Уединенное
Я облачаюсь в одиночество свое,
ничего, что рукава длинны, —
теплее нет одежды, для нее
ни стежки, ни булавки не нужны.
Мне некто одиночество скроил,
что боль и облик чувствует людей;
я в складках знак увидела, он был
таким, как шеи черных лебедей.
И пробудился взгляд внутри меня —
павлиний глаз, что крылышки смежил, —
он видит волны, что бегут, тесня
границы светлых дней и темных сил,
и увлажняют золото волос
эльфийской девы. Тянут в бездну вод.
И год, что сел на каменный утес,
как птица, в страхе дни свои зовет.
Так тихо здесь.
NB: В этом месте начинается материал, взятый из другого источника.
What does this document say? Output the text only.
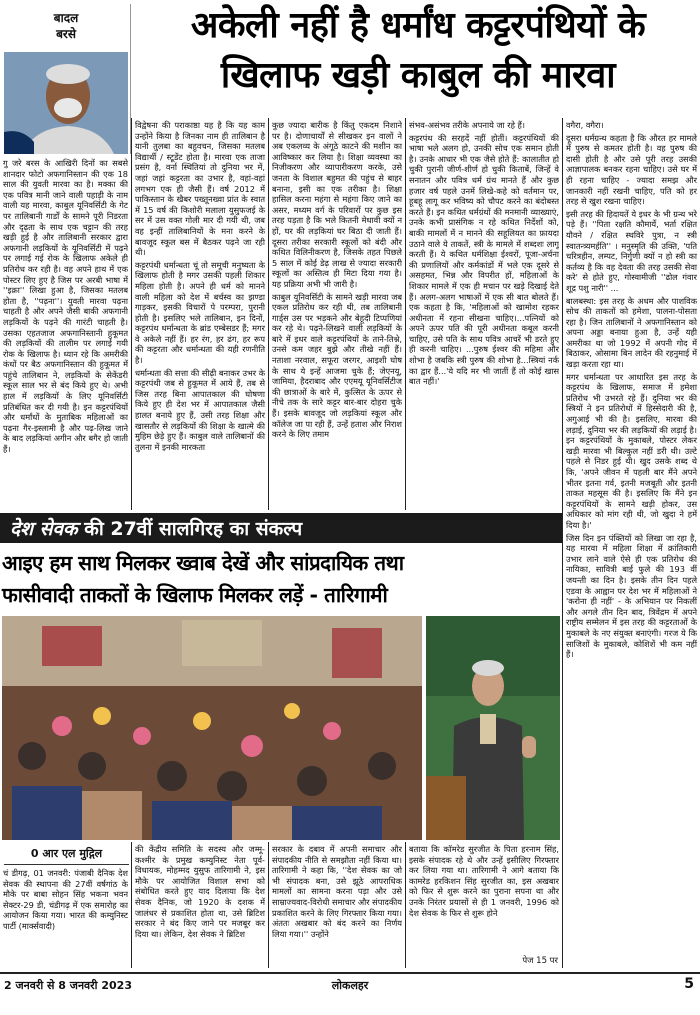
बादल
बरसे	अकेली नहीं है धर्मांध कट्टरपंथियों के
खिलाफ खड़ी काबुल की मारवा

गु जरे बरस के आखिरी दिनों का सबसे शानदार फोटो अफगानिस्तान की एक 18 साल की युवती मारवा का है। मक्का की एक पवित्र मानी जाने वाली पहाड़ी के नाम वाली यह मारवा, काबुल यूनिवर्सिटी के गेट पर तालिबानी गार्डों के सामने पूरी निडरता और दृढ़ता के साथ एक चट्टान की तरह खड़ी हुई है और तालिबानी सरकार द्वारा अफगानी लड़कियों के यूनिवर्सिटी में पढ़ने पर लगाई गई रोक के खिलाफ अकेले ही प्रतिरोध कर रही है। वह अपने हाथ में एक पोस्टर लिए हुए है जिस पर अरबी भाषा में ''इक्रा'' लिखा हुआ है, जिसका मतलब होता है, ''पढ़ना''। युवती मारवा पढ़ना चाहती है और अपने जैसी बाकी अफगानी लड़कियों के पढ़ने की गारंटी चाहती है। उसका एहतजाज अफगानिस्तानी हुकूमत की लड़कियों की तालीम पर लगाई गयी रोक के खिलाफ है। ध्यान रहे कि अमरीकी कंधों पर बैठ अफगानिस्तान की हुकूमत में पहुंचे तालिबान ने, लड़कियों के सेकेंडरी स्कूल साल भर से बंद किये हुए थे। अभी हाल में लड़कियों के लिए यूनिवर्सिटी प्रतिबंधित कर दी गयी है। इन कट्टरपंथियों और धर्मांधों के मुताबिक महिलाओं का पढ़ना गैर-इस्लामी है और पढ़-लिख जाने के बाद लड़कियां अगीन और बगैर हो जाती हैं।

विद्वेषना की पराकाष्ठा यह है कि यह काम उन्होंने किया है जिनका नाम ही तालिबान है यानी तुलबा का बहुवचन, जिसका मतलब विद्यार्थी / स्टूडेंट होता है। मारवा एक ताजा प्रसंग है, वर्ना स्थितियां तो दुनिया भर में, जहां जहां कट्टरता का उभार है, वहां-वहां लगभग एक ही जैसी हैं। वर्ष 2012 में पाकिस्तान के खैबर पख्तूनख्वा प्रांत के स्वात में 15 वर्ष की किशोरी मलाला युसुफजई के सर में उस वक्त गोली मार दी गयी थी, जब वह इन्हीं तालिबानियों के मना करने के बावजूद स्कूल बस में बैठकर पढ़ने जा रही थी।

कट्टरपंथी धर्मान्धता चूं तो समूची मनुष्यता के खिलाफ होती है मगर उसकी पहली शिकार महिला होती है। अपने ही धर्म को मानने वाली महिला को देश में बर्चस्व का झण्डा गाड़कर, इसकी विचारों पे परम्परा, पुरानी होती है। इसलिए भले तालिबान, इन दिनों, कट्टरपंथ धर्मान्धता के ब्रांड एम्बेसडर हैं; मगर वे अकेले नहीं हैं। हर रंग, हर ढंग, हर रूप की कट्टरता और धर्मान्धता की यही रणनीति है।

धर्मान्धता की सत्ता की सीढ़ी बनाकर उभर के कट्टरपंथी जब से हुकूमत में आये हैं, तब से जिस तरह बिना आपातकाल की घोषणा किये हुए ही देश भर में आपातकाल जैसी हालत बनाये हुए हैं, उसी तरह शिक्षा और खासतौर से लड़कियों की शिक्षा के खात्मे की मुहिम छेड़े हुए हैं। काबुल वाले तालिबानों की तुलना में इनकी मारकता

कुछ ज्यादा बारीक है किंतु एकदम निशाने पर है। दोणाचार्यों से सीखकर इन वालों ने अब एकलव्य के अंगूठे काटने की मशीन का आविष्कार कर लिया है। शिक्षा व्यवस्था का निजीकरण और व्यापारीकरण करके, उसे जनता के विशाल बहुमत की पहुंच से बाहर बनाना, इसी का एक तरीका है। शिक्षा हासिल करना महंगा से महंगा किए जाने का असर, मध्यम वर्ग के परिवारों पर कुछ इस तरह पड़ता है कि भले कितनी मेधावी क्यों न हों, घर की लड़कियां घर बिठा दी जाती हैं। दूसरा तरीका सरकारी स्कूलों को बंदी और कथित विलिनीकरण है, जिसके तहत पिछले 5 साल में कोई डेढ़ लाख से ज्यादा सरकारी स्कूलों का अस्तित्व ही मिटा दिया गया है। यह प्रक्रिया अभी भी जारी है।

काबुल यूनिवर्सिटी के सामने खड़ी मारवा जब एकल प्रतिरोध कर रही थी, तब तालिबानी गार्ड्स उस पर भड़कने और बेहूदी टिप्पणियां कर रहे थे। पढ़ने-लिखने वाली लड़कियों के बारे में इधर वाले कट्टरपंथियों के ताने-तिश्ने, उनसे कम जहर बुझे और तीखे नहीं हैं। नताशा नरवाल, सफूरा जरगर, आइशी घोष के साथ ये इन्हें आजमा चुके हैं; जेएनयू, जामिया, हैदराबाद और एएमयू यूनिवर्सिटीज की छात्राओं के बारे में, कुत्सित के ऊपर से नीचे तक के सारे कट्टर बार-बार दोहरा चुके हैं। इसके बावजूद जो लड़कियां स्कूल और कॉलेज जा पा रही हैं, उन्हें हताश और निराश करने के लिए तमाम

संभव-असंभव तरीके अपनाये जा रहे हैं।

कट्टरपंथ की सरहदें नहीं होतीं। कट्टरपंथियों की भाषा भले अलग हो, उनकी सोच एक समान होती है। उनके आधार भी एक जैसे होते हैं: कालातीत हो चुकी पुरानी जीर्ण-शीर्ण हो चुकी किताबें, जिन्हें वे सनातन और पवित्र धर्म ग्रंथ मानते हैं और कुछ हजार वर्ष पहले उनमें लिखे-कहे को वर्तमान पर, हूबहू लागू कर भविष्य को चौपट करने का बंदोबस्त करते हैं। इन कथित धर्मग्रंथों की मनमानी व्याख्याएं, उनके कभी प्रासंगिक न रहे कथित निर्देशों को, बाकी मामलों में न मानने की सहूलियत का फ़ायदा उठाने वाले ये ताकतें, स्त्री के मामले में शब्दशः लागू करती हैं। ये कथित धर्मशिक्षा ईश्वरों, पूजा-अर्चना की प्रणालियों और कर्मकांडों में भले एक दूसरे से असहमत, भिन्न और विपरीत हों, महिलाओं के शिकार मामले में एक ही मचान पर खड़े दिखाई देते हैं। अलग-अलग भाषाओं में एक सी बात बोलते हैं। एक कहता है कि, 'महिलाओं को खामोश रहकर अधीनता में रहना सीखना चाहिए।...पत्नियों को अपने ऊपर पति की पूरी अधीनता कबूल करनी चाहिए, उसे पति के साथ पवित्र आचरें भी डरते हुए ही करनी चाहिए। ...पुरुष ईश्वर की महिमा और शोभा है जबकि स्त्री पुरुष की शोभा है...स्त्रियां नर्क का द्वार हैं...'ये यदि मर भी जातीं हैं तो कोई खास बात नहीं।'

वगैरा, वगैरा।

दूसरा धर्मग्रन्थ कहता है कि औरत हर मामले में पुरुष से कमतर होती है। वह पुरुष की दासी होती है और उसे पूरी तरह उसकी आज्ञापालक बनकर रहना चाहिए। उसे घर में ही रहना चाहिए - ज्यादा समझ और जानकारी नहीं रखनी चाहिए, पति को हर तरह से खुश रखना चाहिए।

इसी तरह की हिदायतें ये इधर के भी ग्रन्थ भरे पड़े हैं। ''पिता रक्षति कौमार्ये, भर्ता रक्षित यौवने / रक्षित स्थविरे पुत्रा, न स्त्री स्वातन्त्र्यमर्हति'' । मनुस्मृति की उक्ति, 'पति चरित्रहीन, लम्पट, निर्गुणी क्यों न हो स्त्री का कर्तव्य है कि वह देवता की तरह उसकी सेवा करे' से होते हुए, गोस्वामीजी ''ढोल गंवार शूद्र पशु नारी'' ...

बालबस्था: इस तरह के अधम और पाशविक सोच की ताकतों को हमेशा, पालना-पोसता रहा है। जिन तालिबानों ने अफगानिस्तान को अपना अड्डा बनाया हुआ है, उन्हें यही अमरीका था जो 1992 में अपनी गोद में बिठाकर, ओसामा बिन लादेन की रहनुमाई में खड़ा करता रहा था।

मगर धर्मान्धता पर आधारित इस तरह के कट्टरपंथ के खिलाफ, समाज में हमेशा प्रतिरोध भी उभरते रहे हैं। दुनिया भर की स्त्रियों ने इन प्रतिरोधों में हिस्सेदारी की है, अगुआई भी की है। इसलिए, मारवा की लड़ाई, दुनिया भर की लड़कियों की लड़ाई है। इन कट्टरपंथियों के मुकाबले, पोस्टर लेकर खड़ी मारवा भी बिल्कुल नहीं डरी थी। उल्टे पहले से निडर हुई थी। खुद उसके शब्द थे कि, 'अपने जीवन में पहली बार मैंने अपने भीतर इतना गर्व, इतनी मजबूती और इतनी ताकत महसूस की है। इसलिए कि मैंने इन कट्टरपंथियों के सामने खड़ी होकर, उस अधिकार को मांग रही थी, जो खुदा ने हमें दिया है।'

जिस दिन इन पंक्तियों को लिखा जा रहा है, यह मारवा में महिला शिक्षा में क्रांतिकारी उभार लाने वाले ऐसे ही एक प्रतिरोध की नायिका, सावित्री बाई फुले की 193 वीं जयन्ती का दिन है। इसके तीन दिन पहले एडवा के आह्वान पर देश भर में महिलाओं ने 'करोना ही नहीं' - के अभियान पर निकलीं और अगले तीन दिन बाद, त्रिवेंद्रम में अपने राष्ट्रीय सम्मेलन में इस तरह की कट्टरताओं के मुकाबले के नए संयुक्त बनाएंगी। गरज ये कि साजिशों के मुकाबले, कोशिशें भी कम नहीं हैं।

देश सेवक की 27वीं सालगिरह का संकल्प
आइए हम साथ मिलकर ख्वाब देखें और सांप्रदायिक तथा
फासीवादी ताकतों के खिलाफ मिलकर लड़ें - तारिगामी
0 आर एल मुद्गिल
चं डीगढ़, 01 जनवरी: पंजाबी दैनिक देश सेवक की स्थापना की 27वीं वर्षगांठ के मौके पर बाबा सोहन सिंह भकना भवन सेक्टर-29 डी, चंडीगढ़ में एक समारोह का आयोजन किया गया। भारत की कम्युनिस्ट पार्टी (मार्क्सवादी)
की केंद्रीय समिति के सदस्य और जम्मू-कश्मीर के प्रमुख कम्युनिस्ट नेता पूर्व-विधायक, मोहम्मद युसुफ तारिगामी ने, इस मौके पर आयोजित विशाल सभा को संबोधित करते हुए याद दिलाया कि देश सेवक दैनिक, जो 1920 के दशक में जालंधर से प्रकाशित होता था, उसे ब्रिटिश सरकार ने बंद किए जाने पर मजबूर कर दिया था। लेकिन, देश सेवक ने ब्रिटिश
सरकार के दबाव में अपनी समाचार और संपादकीय नीति से समझौता नहीं किया था। तारिगामी ने कहा कि, ''देश सेवक का जो भी संपादक बना, उसे झूठे आपराधिक मामलों का सामना करना पड़ा और उसे साम्राज्यवाद-विरोधी समाचार और संपादकीय प्रकाशित करने के लिए गिरफ्तार किया गया। अंततः अखबार को बंद करने का निर्णय लिया गया।'' उन्होंने
बताया कि कॉमरेड सुरजीत के पिता हरनाम सिंह, इसके संपादक रहे थे और उन्हें इसीलिए गिरफ्तार कर लिया गया था। तारिगामी ने आगे बताया कि कामरेड हरकिशन सिंह सुरजीत का, इस अखबार को फिर से शुरू करने का पुराना सपना था और उनके निरंतर प्रयासों से ही 1 जनवरी, 1996 को देश सेवक के फिर से शुरू होने
पेज 15 पर
2 जनवरी से 8 जनवरी 2023	लोकलहर	5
Струится полотно,
что будет впору мне когда-нибудь.
И рыбы опускаются на дно,
цветными плавниками бьются в грудь.
Посеяны земные семена.
Плечо блестит рудою золотой.
Трепещущая легкость полотна,
мерцая, лоб охватывает мой.
Тигр ежедневный путь свой отмеряет
за шагом шаг.
Порой под вечер голод утоляет;
он здесь чужак.
Решетки сталь: за нею мир бесплотный
со всех сторон;
удар и крик, и мрак зимы холодной —
всего лишь сон.
Идет домой: забыв язык свободы,
скользит на свет.
И клетка мстит ему в момент ухода,
кидаясь вслед.
В немой тоске он вспыхивает ярко:
то боль была.
В полосках сажи золото огарка
свечи, сгорающей дотла.
МАША КАЛЕКО{48} (1907–1975)
Агота — две косички с сединой.
Агота наша всё на свете знала.
По пятницам нас бережно купала.
Агота — имя нянюшки родной.
Она носила платье изо льна
с баварским лифом с выцветшей канвою.
Так нежно песни старые порою
нам пела ломким голосом она.
Вела беседы с Богом напрямик.
Когда Он нас не жаловал вниманьем,
она спешила в храм на покаянье,
и — помогало вмиг.
Агота прожила свой век одна.
Любила нас. Еще кота любила,
которого в наследство получила
от батюшки покойного. Она
оставила и двор, и дом родне,
с ней Библия была и чувство долга.
Порой для нас букварь читала долго,
перебирая четки, как во сне.
Агота свойства трав целебных знала
и пользоваться знанием умела.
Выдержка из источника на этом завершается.